The Internet search leader plans to announce new devices from multiple hardware partners in the coming months

Google TV hardware needs a makeover as equally dramatic as the software upgrade it is set to get next week.

The Internet search leader plans to announce new devices from multiple hardware partners in the coming months, but it has so far been mum on the details. A good start: Ditch the keyboards that come with today's Google TV devices.

Upcoming Google TV devices may very well abandon physical keyboards in favor of touchscreen remotes. Some may even add voice input. Android-based smartphones and tablets will likely double as Google TV remotes as well.

Such changes would be welcome for a product offering that debuted a year ago but hasn't exactly taken the world by storm.

If you're unfamiliar with today's Google TV hardware lineup, here's the slim roster of players.

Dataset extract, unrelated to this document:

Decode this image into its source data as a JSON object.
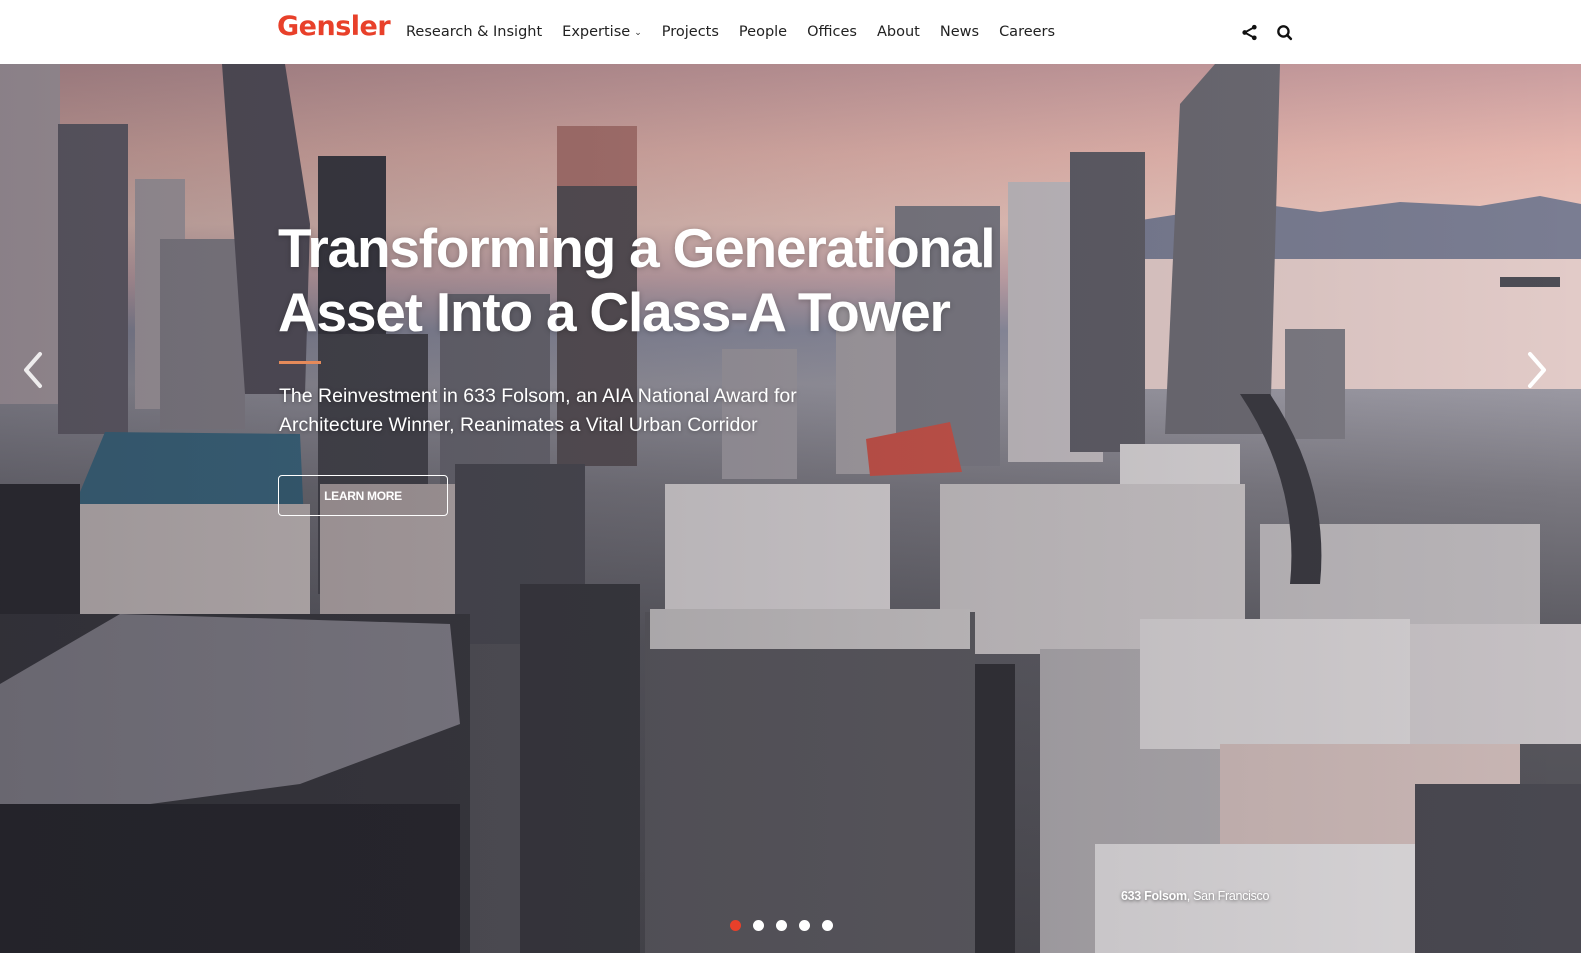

The Logitech Revue set-top box comes with a full-size keyboard, while the Sony Internet TV includes a handheld QWERTY keypad with far too many mini-buttons for a supposedly user-friendly device.

Seeing demos of these products months ago, one question was whether a physical keyboard, large or small, was compatible with the standard TV-viewing experience. The Logitech keyboard seemed too big, bulky, and awkward for sofa use. And the Sony keypad was too tiny and complex.

For users interested in browsing the Web on a big screen HDTV in the living room, there had to be an easier way. Few people want to use a full-size keyboard while watching TV. In fact, consumers have largely ignored the Logitech Revue, which has received mediocre to poor reviews.

Media streamers that have been successful to date, particularly Apple TV and Roku's lineup of inexpensive set-top boxes, have barebones remotes. Granted, neither is as ambitious as Google TV, which provides access to more Internet content, but the simplicity of Apple TV and Roku is part of their charm. Each offers access to limited quantities of online entertainment, including Netflix, but neither brings the full Web to your HDTV.

Interestingly, the rumored Apple HDTV set may run a version of Siri, Apple's voice-control software that recently debuted on the iPhone 4S, according to some reports.

Google has already taken a wise first step by overhauling the software for its TV offering.

As PCWorld reported Friday, the dramatic Google TV makeover adds support for Android apps optimized for HDTV sets, as well as a redesigned interface that's easier to navigate.

Now it’s time to address the hardware.